Au bout de deux heures de marche, nous arrivâmes sur les bords d’un torrent à demi desséché, dont le lit de rochers n’était point encombré comme d’ordinaire par la végétation. Les pierres, entre lesquelles suintait un mince filet d’eau, avaient une physionomie étrange : elles étaient blanchâtres et recouvertes d’incrustations salines ; nous touchâmes l’eau : elle était chaude. Les sources de ce singulier ruisseau, au nombre de trois ou quatre, jaillissaient à peu de distance, au pied d’une muraille de rochers : en s’échappant de terre, elles émettaient de nombreuses vapeurs et il n’était pas possible d’y tremper la main ; ce ne fut qu’en prenant les plus grandes précautions pour éviter de me brûler les pieds, que je réussis à plonger un thermomètre au point que je jugeai le plus chaud : l’instrument indiqua une température de 86 degrés centigrades.
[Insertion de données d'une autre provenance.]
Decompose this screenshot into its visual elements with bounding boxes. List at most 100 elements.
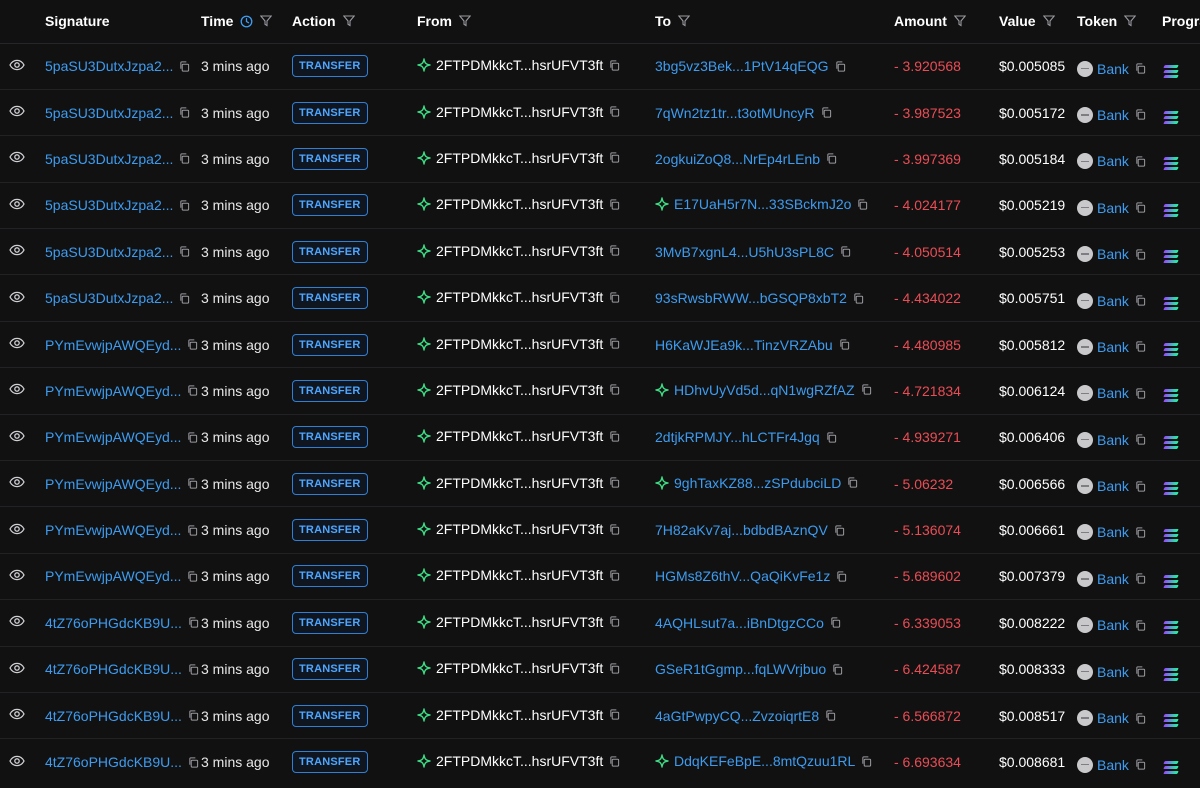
copy-icon[interactable] <box>830 617 841 628</box>
copy-icon[interactable] <box>861 756 872 767</box>
from-address-link[interactable]: 2FTPDMkkcT...hsrUFVT3ft <box>436 521 603 537</box>
copy-icon[interactable] <box>187 432 198 443</box>
signature-link[interactable]: 4tZ76oPHGdcKB9U... <box>45 661 182 677</box>
copy-icon[interactable] <box>857 199 868 210</box>
copy-icon[interactable] <box>839 339 850 350</box>
eye-icon[interactable] <box>9 242 25 258</box>
header-time[interactable]: Time <box>201 0 292 43</box>
copy-icon[interactable] <box>609 570 620 581</box>
to-address-link[interactable]: 2dtjkRPMJY...hLCTFr4Jgq <box>655 429 820 445</box>
copy-icon[interactable] <box>187 478 198 489</box>
to-address-link[interactable]: HGMs8Z6thV...QaQiKvFe1z <box>655 568 830 584</box>
copy-icon[interactable] <box>609 756 620 767</box>
copy-icon[interactable] <box>832 664 843 675</box>
solana-icon[interactable] <box>1163 667 1179 681</box>
signature-link[interactable]: 4tZ76oPHGdcKB9U... <box>45 754 182 770</box>
filter-icon[interactable] <box>1124 15 1137 27</box>
copy-icon[interactable] <box>609 199 620 210</box>
copy-icon[interactable] <box>1135 109 1146 121</box>
copy-icon[interactable] <box>1135 434 1146 445</box>
from-address-link[interactable]: 2FTPDMkkcT...hsrUFVT3ft <box>436 753 603 769</box>
solana-icon[interactable] <box>1163 760 1179 774</box>
to-address-link[interactable]: 2ogkuiZoQ8...NrEp4rLEnb <box>655 151 820 167</box>
token-link[interactable]: Bank <box>1097 246 1129 262</box>
copy-icon[interactable] <box>187 339 198 350</box>
copy-icon[interactable] <box>826 432 837 443</box>
copy-icon[interactable] <box>179 246 190 257</box>
from-address-link[interactable]: 2FTPDMkkcT...hsrUFVT3ft <box>436 57 603 73</box>
solana-icon[interactable] <box>1163 435 1179 449</box>
token-link[interactable]: Bank <box>1097 478 1129 494</box>
eye-icon[interactable] <box>9 521 25 537</box>
from-address-link[interactable]: 2FTPDMkkcT...hsrUFVT3ft <box>436 150 603 166</box>
signature-link[interactable]: 5paSU3DutxJzpa2... <box>45 105 173 121</box>
signature-link[interactable]: 5paSU3DutxJzpa2... <box>45 151 173 167</box>
copy-icon[interactable] <box>609 60 620 71</box>
action-badge[interactable]: TRANSFER <box>292 101 368 124</box>
token-link[interactable]: Bank <box>1097 571 1129 587</box>
eye-icon[interactable] <box>9 149 25 165</box>
from-address-link[interactable]: 2FTPDMkkcT...hsrUFVT3ft <box>436 382 603 398</box>
signature-link[interactable]: 5paSU3DutxJzpa2... <box>45 290 173 306</box>
action-badge[interactable]: TRANSFER <box>292 565 368 588</box>
copy-icon[interactable] <box>840 246 851 257</box>
action-badge[interactable]: TRANSFER <box>292 287 368 310</box>
copy-icon[interactable] <box>609 106 620 117</box>
copy-icon[interactable] <box>821 107 832 118</box>
copy-icon[interactable] <box>1135 249 1146 260</box>
solana-icon[interactable] <box>1163 528 1179 542</box>
copy-icon[interactable] <box>1135 388 1146 399</box>
copy-icon[interactable] <box>609 663 620 674</box>
header-action[interactable]: Action <box>292 0 417 43</box>
from-address-link[interactable]: 2FTPDMkkcT...hsrUFVT3ft <box>436 707 603 723</box>
filter-icon[interactable] <box>953 15 966 27</box>
action-badge[interactable]: TRANSFER <box>292 333 368 356</box>
token-link[interactable]: Bank <box>1097 710 1129 726</box>
solana-icon[interactable] <box>1163 343 1179 357</box>
to-address-link[interactable]: 3bg5vz3Bek...1PtV14qEQG <box>655 58 829 74</box>
action-badge[interactable]: TRANSFER <box>292 379 368 402</box>
signature-link[interactable]: PYmEvwjpAWQEyd... <box>45 568 181 584</box>
eye-icon[interactable] <box>9 196 25 212</box>
copy-icon[interactable] <box>188 710 199 721</box>
eye-icon[interactable] <box>9 613 25 629</box>
solana-icon[interactable] <box>1163 296 1179 310</box>
copy-icon[interactable] <box>609 338 620 349</box>
copy-icon[interactable] <box>179 107 190 118</box>
copy-icon[interactable] <box>179 293 190 304</box>
signature-link[interactable]: PYmEvwjpAWQEyd... <box>45 476 181 492</box>
copy-icon[interactable] <box>835 61 846 72</box>
copy-icon[interactable] <box>188 664 199 675</box>
from-address-link[interactable]: 2FTPDMkkcT...hsrUFVT3ft <box>436 104 603 120</box>
action-badge[interactable]: TRANSFER <box>292 751 368 774</box>
copy-icon[interactable] <box>179 200 190 211</box>
copy-icon[interactable] <box>1135 573 1146 584</box>
signature-link[interactable]: PYmEvwjpAWQEyd... <box>45 383 181 399</box>
solana-icon[interactable] <box>1163 714 1179 728</box>
header-token[interactable]: Token <box>1077 0 1162 43</box>
header-from[interactable]: From <box>417 0 655 43</box>
solana-icon[interactable] <box>1163 64 1179 78</box>
action-badge[interactable]: TRANSFER <box>292 704 368 727</box>
signature-link[interactable]: 5paSU3DutxJzpa2... <box>45 244 173 260</box>
eye-icon[interactable] <box>9 103 25 119</box>
copy-icon[interactable] <box>834 525 845 536</box>
action-badge[interactable]: TRANSFER <box>292 611 368 634</box>
action-badge[interactable]: TRANSFER <box>292 147 368 170</box>
copy-icon[interactable] <box>188 757 199 768</box>
copy-icon[interactable] <box>853 293 864 304</box>
to-address-link[interactable]: DdqKEFeBpE...8mtQzuu1RL <box>674 753 855 769</box>
copy-icon[interactable] <box>1135 63 1146 74</box>
filter-icon[interactable] <box>459 15 471 27</box>
eye-icon[interactable] <box>9 660 25 676</box>
from-address-link[interactable]: 2FTPDMkkcT...hsrUFVT3ft <box>436 428 603 444</box>
token-link[interactable]: Bank <box>1097 61 1129 77</box>
copy-icon[interactable] <box>179 153 190 165</box>
copy-icon[interactable] <box>1135 712 1146 724</box>
from-address-link[interactable]: 2FTPDMkkcT...hsrUFVT3ft <box>436 336 603 352</box>
copy-icon[interactable] <box>1135 620 1146 631</box>
token-link[interactable]: Bank <box>1097 107 1129 123</box>
to-address-link[interactable]: E17UaH5r7N...33SBckmJ2o <box>674 196 851 212</box>
copy-icon[interactable] <box>861 384 872 396</box>
copy-icon[interactable] <box>826 153 837 165</box>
Le soir, nous redescendîmes, pour camper, sur les bords du fleuve ; malgré la crue des eaux, nous trouvâmes encore, au sommet d’une berge sablonneuse en pente douce, une place suffisante pour étendre nos couvertures, et nous pûmes éviter ainsi le sol humide de la forêt. Quelques branchages coupés à la hâte nous formèrent un abri, mais les moustiques mirent bon ordre au sommeil que nous espérions trouver.

Le lendemain, à midi, nous arrivâmes à l’embouchure du Nam Yong, grande et belle rivière que nous traversâmes en barque. À une heure, nous étions installés dans la misérable pagode du village de Sop Yong ; elle n’était desservie que par les fidèles eux-mêmes ; la place du bonze était vacante depuis quelques années. Nous prîmes possession de sa chambre.

Le village, composé de quatre maisons, est pittoresquement situé sur la rive droite du Mékong ; le grand fleuve n’a plus ici que 100 à 150 mètres de large, et la rive est formée de roches calcaires à pic, qui s’étagent en assises grimaçantes ; leur base est creusée et blanchie par l’eau rapide. Sop Yong n’était à ce moment qu’à 4 mètres au-dessus du niveau du fleuve, et les habitants nous dirent que les eaux monteraient encore de cette hauteur avant la fin de la crue. Nous payâmes un peu plus de trois cents francs nos porteurs de Siemlap, qui s’en retournèrent enchantés de leur excellente spéculation.

Dans la pagode se trouvaient deux ou trois voyageurs, appartenant aux muongs laotiens, situés à l’ouest de la Salouen[1]. Ils venaient de Tsen Vi et de Tsen Pho, villes dont les noms birmans sont Thibo et Theinny. Ces deux muongs, nous dirent-ils, n’avaient pas de roi en ce moment : ils étaient administrés par des Birmans ; les habitants de race laotienne, qui portent là le nom particulier de Phongs, sont en lutte avec eux. Les Lawas et les Khas Kouys sont très-nombreux dans cette région, où ils forment plusieurs muongs à part. Un grand nombre de Phongs ont, à ce qu’il paraît, combattu du côté des Mahométans du Yun-nan, quand ceux-ci se sont révoltés contre la Chine.

Ces voyageurs Phongs vendaient des feuilles de papier d’or, de l’opium, quelques

  1. Voyez les détails donnés sur ces provinces par M. Yule, Op. cit., p. 297-300. Le mot Tsen doit être sans doute une autre forme du mot Xieng, qui signifie enceinte et par extension « chef-lieu de la province ».